The Education Ministry provided financial support to municipalities that pursued policies for educational desegregation and prevention of resegregation.
According to the NGO Trust for Social Achievement, life expectancy was 10 years lower and infant mortality was twice as high in the Romani community compared with the general population. In addition, one-third of Romani men and two-fifths of Romani women between the ages of 45 and 60 had a disability. Health mediators helped Roma and other marginalized communities improve their access to health care; the National Health Mediators Network employed 245 mediators in 130 municipalities.
According to the BHC, Romani women were routinely segregated within maternity hospital wards. Romani NGOs stated that some municipalities set discriminatory requirements for access to services in order to restrict Romani women’s access to them. For example, the assisted reproduction program in Veliko Turnovo and the one-time allowance for giving birth in Svilengrad both require the mother to have completed secondary school.
NGOs identified an overall rise in the occurrence of hate speech and hate crimes.

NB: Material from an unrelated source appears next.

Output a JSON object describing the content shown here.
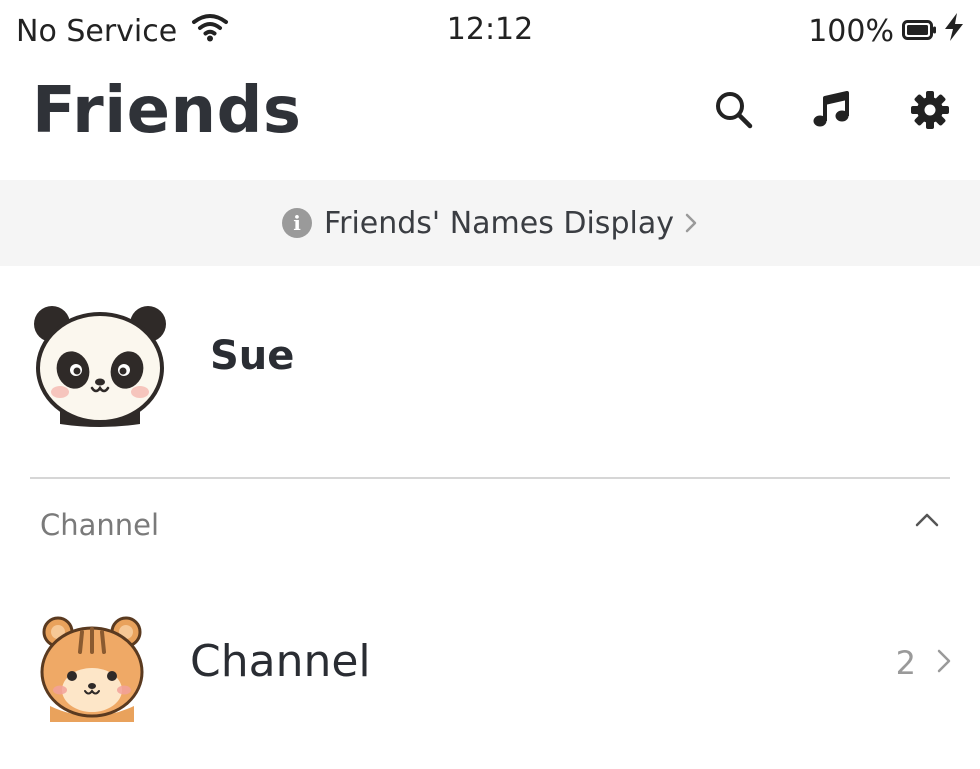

In September the Commission for Protection against Discrimination opened an inquiry into social media publications alleging the Heaven Hotel in Slanchev Bryag displayed signs advising that the swimming pool was for “white people only” and proclaiming “White Lives Matter.” Hotel owner Georgi Slavov denied to local media the existence of the signs but also expressed regret he had not put them up, since he claimed hotels were allowed that cater to guests based on whether they have children and for gays, so “why not [allow hotels] only for white people?”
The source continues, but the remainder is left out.